Why put the main file in a separate target

Hello, so I have this question:

When you generate a project with the vapor CLI it creates two targets: an App and a Run target. The only thing inside Run is the main.swift file. I thought it was just the way the team developing Vapor liked to do it, but then I read the Kitura documentation and saw this which does basically the same thing just with different folder names.

Is there a reason for putting the main file in a separate target? Is it a recommended practice, or is it just a preference of them? Either way, what are the benefits and downsides to separating it like that?

The projects you mention may have additional reasons of their own, but there is one significant reason for recommending that set‐up for any package:

Executables cannot be hooked up to XCTest. That means the more code lives in a library and the less code lives in the executable, the better the project can be tested.

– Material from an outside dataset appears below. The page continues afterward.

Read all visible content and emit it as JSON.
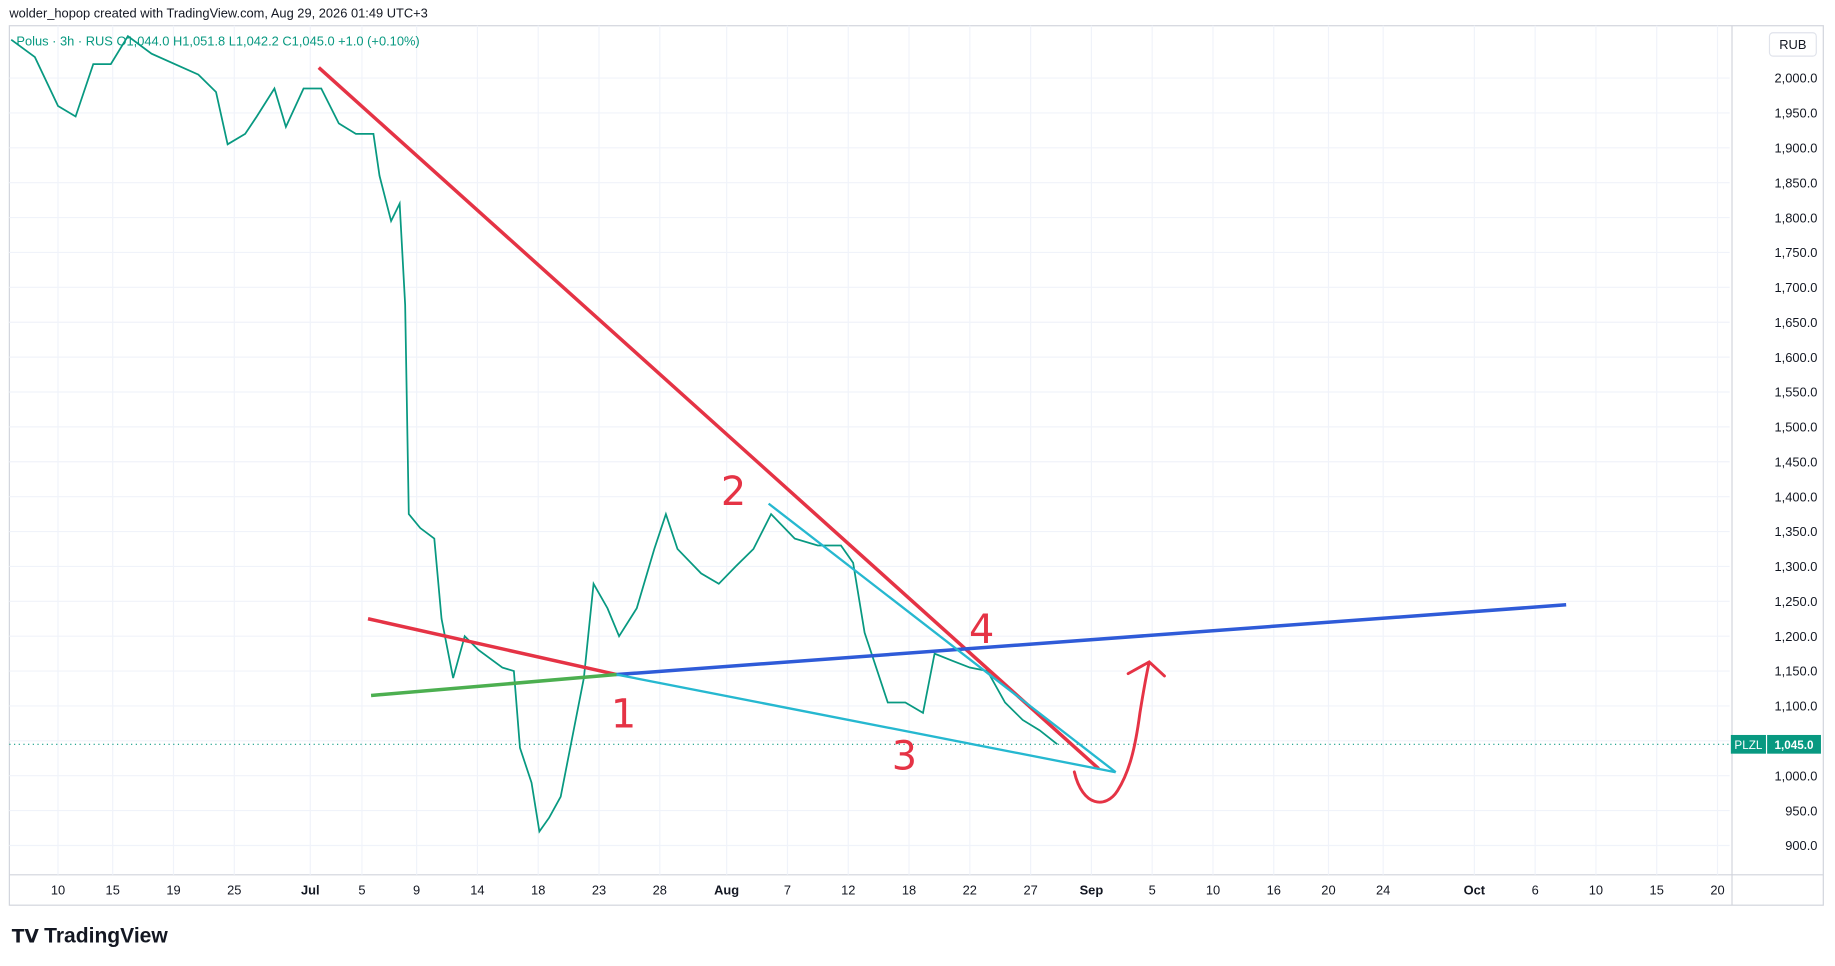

The package manager executable template does have a test set‐up that can sort of work with a subset of executables (those which behave like shell commands by performing some work and then exiting), but even then, the executable is launched as an independent process, which means there is no way to monitor its execution flow to measure test coverage.

1 Like

I did not know that, but it makes sense now that I think about it. Now I have a followup question, mostly about XCTest rather than Swift itself. IIRC in the earlier days Swift Xcode projects used to expose the main file, and Objective-C still do. How are these (executable projects) hooked to XCTest.

I know probably the answer is: Xcode magic.

If an application—by that I mean a .app bundle, not just a binary file with the executable flag set—creates its run loop with @NSApplicationMain or something sufficiently similar, then XCTest can work with it thanks to the “Xcode magic” you mention. The Xcode‐provided run loop both ensures that the executable won’t (normally) exit before XCTest is done with it, and provides an entry point for XCTest to inject itself.